I knew this whole adventure would be more than I could even imagine. I have loved every blessed second, even when I was dealing with meltdowns, arguing, crying, and the endless mess that comes with kids who know how to be kids. I started this blog with the thought that I would document everything. Not just the happy sunshine and roses posts but an honest look at what this new adventure really is. I almost didn't even write this post. You see, no one wants the world at large to know that this isn't easy and we're not perfect. We want to show up in public never having a day with well dressed (or at least clean) and well mannered kids. We want to look like we have it together. Because if "they" really knew...shew...no one would like me...much less love me. So I decided, in all my 32 fantastic years of wisdom, to be transparent...lay it all out there. Give some one the courage to do what God is calling them to despite their fears or worries. Tonight was a gut check. It is hard to admit my sweet little angel babies are holy terrors. It's hard to admit that while I want this life still, that today working doesn't seem so bad.

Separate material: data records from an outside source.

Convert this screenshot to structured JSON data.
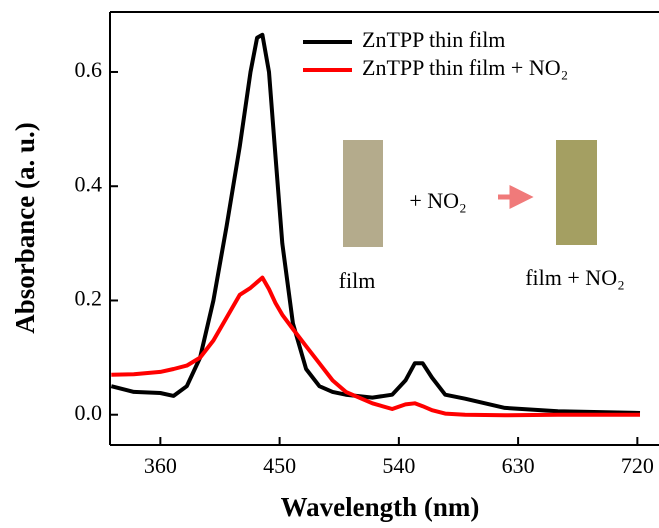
{
  "chart_data": {
    "type": "line",
    "xlabel": "Wavelength (nm)",
    "ylabel": "Absorbance (a. u.)",
    "x": [
      323,
      340,
      360,
      370,
      380,
      390,
      400,
      410,
      420,
      428,
      433,
      437,
      442,
      447,
      452,
      460,
      470,
      480,
      490,
      500,
      520,
      535,
      545,
      552,
      558,
      565,
      575,
      590,
      620,
      660,
      722
    ],
    "series": [
      {
        "name": "ZnTPP thin film",
        "color": "#000000",
        "values": [
          0.05,
          0.04,
          0.038,
          0.033,
          0.05,
          0.1,
          0.2,
          0.33,
          0.47,
          0.6,
          0.66,
          0.665,
          0.6,
          0.45,
          0.3,
          0.16,
          0.08,
          0.05,
          0.04,
          0.035,
          0.03,
          0.035,
          0.06,
          0.09,
          0.09,
          0.065,
          0.035,
          0.028,
          0.012,
          0.006,
          0.003
        ]
      },
      {
        "name": "ZnTPP thin film + NO₂",
        "color": "#ff0000",
        "values": [
          0.07,
          0.071,
          0.075,
          0.08,
          0.086,
          0.1,
          0.13,
          0.17,
          0.21,
          0.222,
          0.232,
          0.24,
          0.22,
          0.195,
          0.175,
          0.15,
          0.12,
          0.09,
          0.06,
          0.04,
          0.02,
          0.01,
          0.018,
          0.02,
          0.015,
          0.008,
          0.002,
          0.0,
          -0.001,
          0.0,
          0.0
        ]
      }
    ],
    "xlim": [
      322,
      722
    ],
    "ylim": [
      -0.053,
      0.705
    ],
    "xticks": [
      360,
      450,
      540,
      630,
      720
    ],
    "yticks": [
      {
        "value": 0,
        "label": "0.0"
      },
      0.2,
      0.4,
      0.6
    ],
    "legend": "upper right",
    "annotations": [
      "+ NO₂",
      "film",
      "film + NO₂"
    ]
  }
}
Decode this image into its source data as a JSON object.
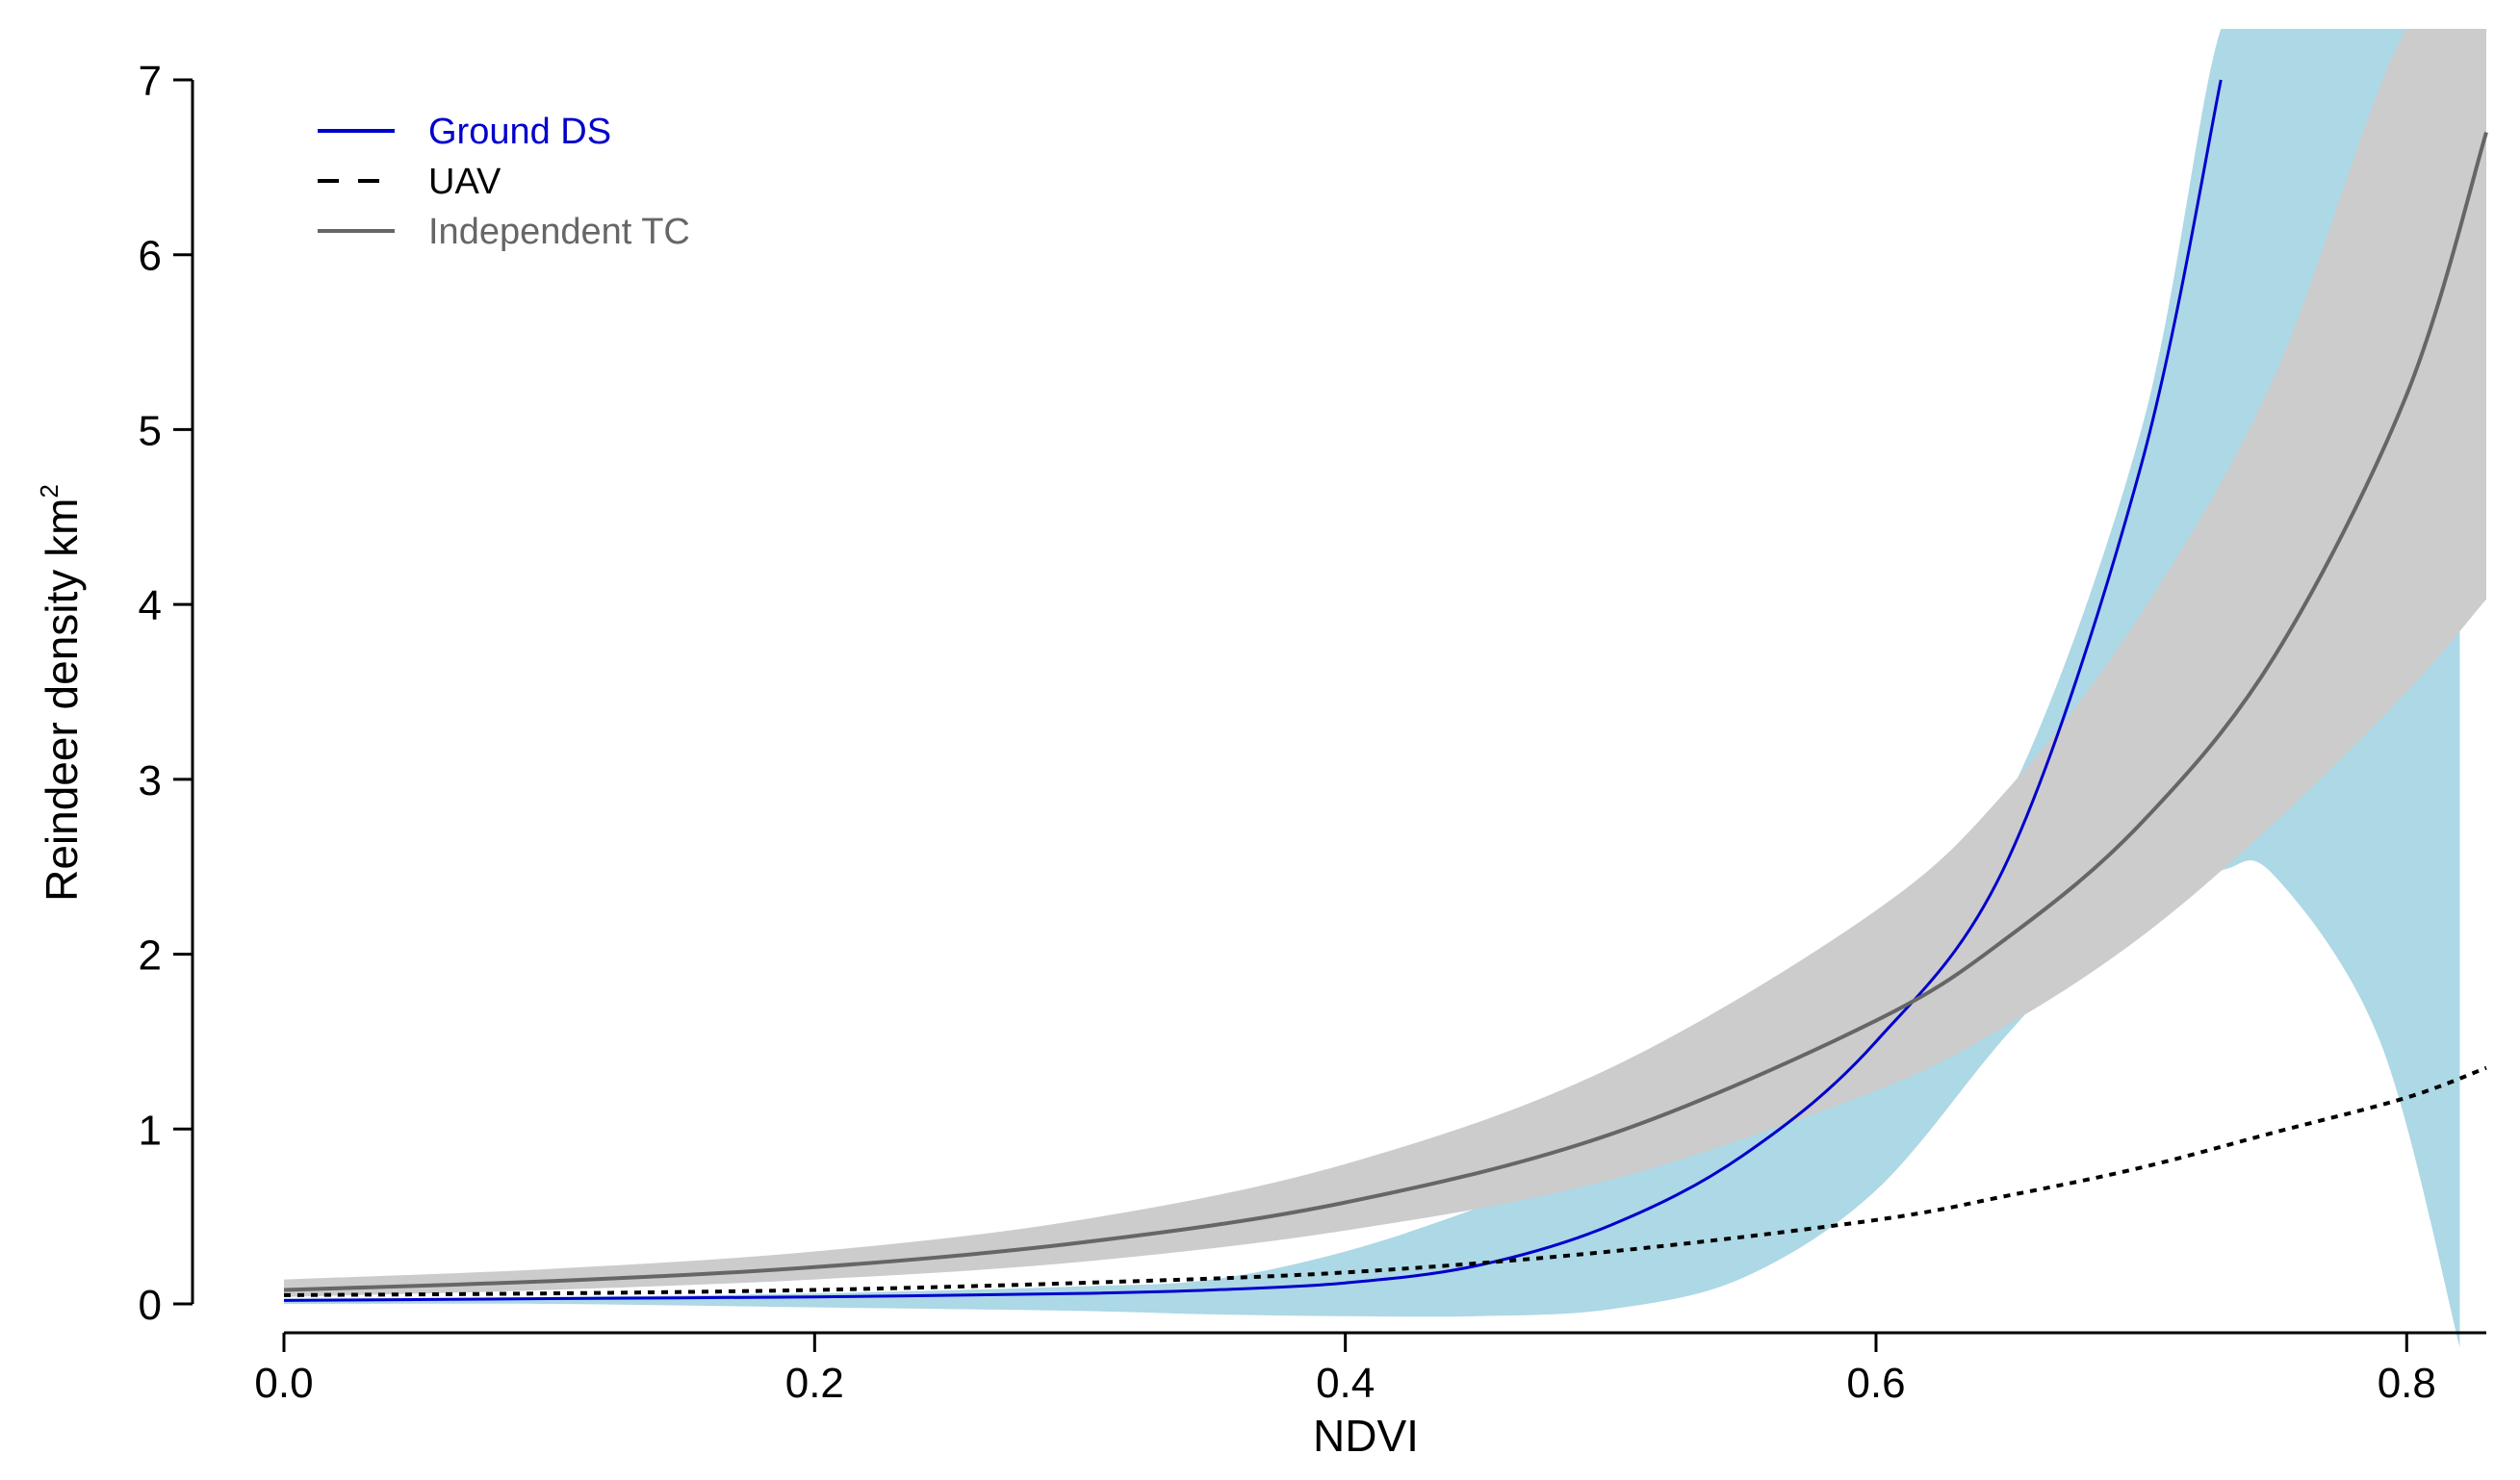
{
  "chart_data": {
    "type": "line",
    "xlabel": "NDVI",
    "ylabel": "Reindeer density  km",
    "ylabel_superscript": "2",
    "xlim": [
      0.0,
      0.83
    ],
    "ylim": [
      0,
      7
    ],
    "x_ticks": [
      "0.0",
      "0.2",
      "0.4",
      "0.6",
      "0.8"
    ],
    "x_tick_values": [
      0.0,
      0.2,
      0.4,
      0.6,
      0.8
    ],
    "y_ticks": [
      "0",
      "1",
      "2",
      "3",
      "4",
      "5",
      "6",
      "7"
    ],
    "y_tick_values": [
      0,
      1,
      2,
      3,
      4,
      5,
      6,
      7
    ],
    "legend_position": "top-left",
    "series": [
      {
        "name": "Ground DS",
        "color": "#0000cc",
        "style": "solid",
        "x": [
          0.0,
          0.1,
          0.2,
          0.3,
          0.35,
          0.4,
          0.45,
          0.5,
          0.55,
          0.6,
          0.65,
          0.7,
          0.73
        ],
        "y": [
          0.02,
          0.03,
          0.04,
          0.06,
          0.08,
          0.12,
          0.22,
          0.45,
          0.85,
          1.5,
          2.55,
          4.8,
          7.0
        ],
        "band_color": "#add8e6",
        "band_lower": [
          0.0,
          0.0,
          -0.02,
          -0.04,
          -0.06,
          -0.07,
          -0.07,
          -0.03,
          0.15,
          0.65,
          1.55,
          2.35,
          2.48,
          2.45,
          1.5,
          -0.3
        ],
        "band_upper": [
          0.03,
          0.04,
          0.06,
          0.1,
          0.14,
          0.3,
          0.55,
          0.85,
          1.3,
          1.9,
          2.9,
          5.0,
          7.3,
          7.3,
          7.3,
          7.3
        ],
        "band_x": [
          0.0,
          0.1,
          0.2,
          0.3,
          0.35,
          0.4,
          0.45,
          0.5,
          0.55,
          0.6,
          0.65,
          0.7,
          0.73,
          0.75,
          0.79,
          0.82
        ]
      },
      {
        "name": "UAV",
        "color": "#000000",
        "style": "dashed",
        "x": [
          0.0,
          0.1,
          0.2,
          0.3,
          0.4,
          0.5,
          0.6,
          0.65,
          0.7,
          0.75,
          0.8,
          0.83
        ],
        "y": [
          0.05,
          0.06,
          0.08,
          0.12,
          0.18,
          0.3,
          0.48,
          0.62,
          0.78,
          0.98,
          1.18,
          1.35
        ]
      },
      {
        "name": "Independent TC",
        "color": "#666666",
        "style": "solid",
        "x": [
          0.0,
          0.1,
          0.2,
          0.3,
          0.4,
          0.5,
          0.6,
          0.65,
          0.7,
          0.75,
          0.8,
          0.83
        ],
        "y": [
          0.08,
          0.13,
          0.21,
          0.35,
          0.58,
          0.97,
          1.62,
          2.1,
          2.75,
          3.7,
          5.2,
          6.7
        ],
        "band_color": "#cccccc",
        "band_lower": [
          0.04,
          0.08,
          0.14,
          0.24,
          0.42,
          0.71,
          1.22,
          1.6,
          2.1,
          2.75,
          3.5,
          4.03
        ],
        "band_upper": [
          0.14,
          0.2,
          0.3,
          0.48,
          0.8,
          1.35,
          2.25,
          2.95,
          3.95,
          5.3,
          7.3,
          7.3
        ],
        "band_x": [
          0.0,
          0.1,
          0.2,
          0.3,
          0.4,
          0.5,
          0.6,
          0.65,
          0.7,
          0.75,
          0.8,
          0.83
        ]
      }
    ],
    "annotations": []
  }
}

I am unfailingly grateful that I serve a God who knows my moods. That I have a Father who sees MY unholy tantrums and behavior and loves me just as I am. That I have one safe place to turn and cry out to, one mighty God who created me for this purpose that he has set before me. That humbling feeling that even after today when they've made me insane that God has entrusted the lives of the two precious babies asleep in their beds to me...with all my short comings and imperfections. Wow...Jesus, help me with my perspective. Create in me a clean heart with pure motives. As I practice patience with my children, remind me of your patience with me. Help me take one step at a time in your direction, guide me as their mother on your path. Help me love them better...help me love them like you do.